Einladung zum nächsten “DramaTisch” am 10.4.08 / Protokoll vom 13.3.08

Kommentarlos – obwohl die Kommentarfunktion nun wieder funktioniert – sei hiermit folgende Einladung veröffentlicht, die uns heute erreichte: “Liebe Autorinnen und Autoren, liebe Sympathisanten und Apathisanten,

wir treffen uns wieder zum DramaTisch! Am Donnerstag, den 10.April um

19.30 Uhr in der Danziger Straße 50 / fast Ecke Kollwitzstr. !

alle sind eingeladen!

Wir besprechen ein Angebot des Theatertreffens und die Antworten auf den Brief an Dramaturgen und Intendanten. Uns interessiert künftig auch eine inhaltliche Auseinandersetzung, über die “gewerkschaftlichen” Ansätze hinaus. Wie könnte die aussehen?

Anbei das stichpunktartige Protokoll der letzten Versammlung.
Wir freuen uns auf euch!

Katharina, Andreas und Rolf

Protokoll DramaTisch vom 13.3. in der „Danziger 50“

1

Vorstellung der FAU (Freie anarchistische Union) durch zwei deren Vertreter

Die FAU ist eine Interessensvertretung ihrer arbeitnehmenden Mitglieder gegenüber deren Arbeitgeber. Sie ist basisdemokratisch organisiert und lehnt jede Hierarchie ab. Ihre Aktionen sind „direkt“, d.h. sie arbeiten nicht über Gremien und andere Institutionen, sondern gehen ihre Forderungen direkt an, z.B. mit Aktionen gegen zahlungssäumige Arbeitgeber.

Die FAU gibt es bundesweit und hat in Berlin etwa 40 Mitglieder.
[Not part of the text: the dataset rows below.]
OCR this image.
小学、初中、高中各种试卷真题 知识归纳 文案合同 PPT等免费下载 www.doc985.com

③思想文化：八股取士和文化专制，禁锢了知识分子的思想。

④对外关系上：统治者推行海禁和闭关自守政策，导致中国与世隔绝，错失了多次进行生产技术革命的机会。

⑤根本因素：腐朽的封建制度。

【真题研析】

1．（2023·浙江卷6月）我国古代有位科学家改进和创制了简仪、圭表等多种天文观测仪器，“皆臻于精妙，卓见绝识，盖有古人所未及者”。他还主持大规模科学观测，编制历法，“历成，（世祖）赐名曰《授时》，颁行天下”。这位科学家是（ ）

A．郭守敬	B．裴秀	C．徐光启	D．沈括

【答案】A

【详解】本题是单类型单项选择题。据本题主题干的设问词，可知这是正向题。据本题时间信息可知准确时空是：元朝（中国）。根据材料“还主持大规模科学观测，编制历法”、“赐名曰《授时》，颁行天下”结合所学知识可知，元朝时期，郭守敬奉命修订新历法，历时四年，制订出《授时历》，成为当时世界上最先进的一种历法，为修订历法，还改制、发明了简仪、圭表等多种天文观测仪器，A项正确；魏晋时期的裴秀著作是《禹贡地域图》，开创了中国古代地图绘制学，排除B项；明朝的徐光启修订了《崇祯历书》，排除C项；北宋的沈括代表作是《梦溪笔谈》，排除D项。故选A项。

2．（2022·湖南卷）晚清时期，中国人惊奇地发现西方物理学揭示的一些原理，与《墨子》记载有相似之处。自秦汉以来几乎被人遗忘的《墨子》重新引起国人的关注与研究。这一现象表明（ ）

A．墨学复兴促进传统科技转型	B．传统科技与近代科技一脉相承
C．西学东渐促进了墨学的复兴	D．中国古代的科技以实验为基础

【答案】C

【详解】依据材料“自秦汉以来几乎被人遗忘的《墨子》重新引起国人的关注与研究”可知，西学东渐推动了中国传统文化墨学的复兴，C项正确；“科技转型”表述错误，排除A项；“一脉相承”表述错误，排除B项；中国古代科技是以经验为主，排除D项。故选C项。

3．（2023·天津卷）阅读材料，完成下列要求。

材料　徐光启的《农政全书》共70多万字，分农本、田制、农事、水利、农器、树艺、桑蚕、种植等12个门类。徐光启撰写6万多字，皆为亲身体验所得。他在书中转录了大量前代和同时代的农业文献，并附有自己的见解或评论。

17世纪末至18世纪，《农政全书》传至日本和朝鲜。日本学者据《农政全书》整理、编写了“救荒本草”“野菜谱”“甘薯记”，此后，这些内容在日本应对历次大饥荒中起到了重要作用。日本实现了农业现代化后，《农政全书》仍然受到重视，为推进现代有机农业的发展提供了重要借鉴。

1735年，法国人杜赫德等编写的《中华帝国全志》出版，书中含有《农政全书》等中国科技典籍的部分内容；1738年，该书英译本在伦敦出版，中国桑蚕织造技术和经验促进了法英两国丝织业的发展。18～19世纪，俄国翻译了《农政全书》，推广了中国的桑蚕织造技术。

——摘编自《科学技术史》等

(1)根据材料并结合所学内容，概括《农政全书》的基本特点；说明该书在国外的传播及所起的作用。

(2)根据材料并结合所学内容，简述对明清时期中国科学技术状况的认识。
Schwesternorganisationen gibt es auf der ganzen Welt.

Mitglieder zahlen 1% des Monatseinkommens als Beitrag. Als Mitglied muß man solidarisch an Aktionen der anderen Berufsgruppen teilnehmen und kann dafür selbst Solidarität erwarten. Jedes Mitglied kann das Know-How der FAU z.B. bei Anmeldungen von Demonstrationen oder Presseerklärungen nutzen.

Es wird festgestellt, daß es noch keine Autorengewerkschaft gibt, die wichtig und durchsetzungsfähig wäre. Die Gründe dafür werden diskutiert.

2

Bericht der DramaTon-Gruppe

Die Idee: Veranstaltung einer Marathonlesung während des Theatertreffens, um auf die Belange der Autoren aufmerksam zu machen.

Das Theatertreffen hat eine Vertreterin geschickt, die betont, daß ihre Vorgesetzten mit einer solchen Aktion einverstanden sein müßten.

Eine erste Rundmail an die Autoren, die die Erklärung unterschrieben haben, ergab wenig Rücklauf. Daher wird eine Realisierungsmöglichkeit des Vorhabens bezweifelt.

Es wird kontrovers besprochen, ob und wie die Idee doch noch umsetzbar wäre.

Der angenommene Vorschlag: durch persönliche Ansprache der Autoren.

Dafür wurde eine Frist bis Ostermontag gesetzt. Falls bis dahin 40 Autoren bzw. andere Unterstützer zusagen, soll der DramaTon doch noch angegangen werden.

3

Brief an Dramaturgen und Intendanten

Vom DramaTisch ist ein Brief ausgegangen, der einen Dialog anknüpfen soll zwischen Theatern und Autoren. Der erste Rücklauf ist erfreulich.

Andreas und Katharina lesen aus den Antwortbriefen vor.

4

Veranstaltungen in diesem Jahr

Andreas kündigt ein Symposion an, das mit Vertretern der „Dramaturgischen Gesellschaft“ organisiert wird Autoren und Dramaturgen in kleinem Kreis ins Gespräch kommen sollen. Es wird am 16.Juni stattfinden.

Außerdem kündigt eine Vertreterin des Bühnenvereins an, daß das „Forum junge Dramaturgie“ wiederbelebt werden soll, mit einer Veranstaltung in der Volksbühne am 18.Mai. Vorherige Anmeldung ist Bedingung.”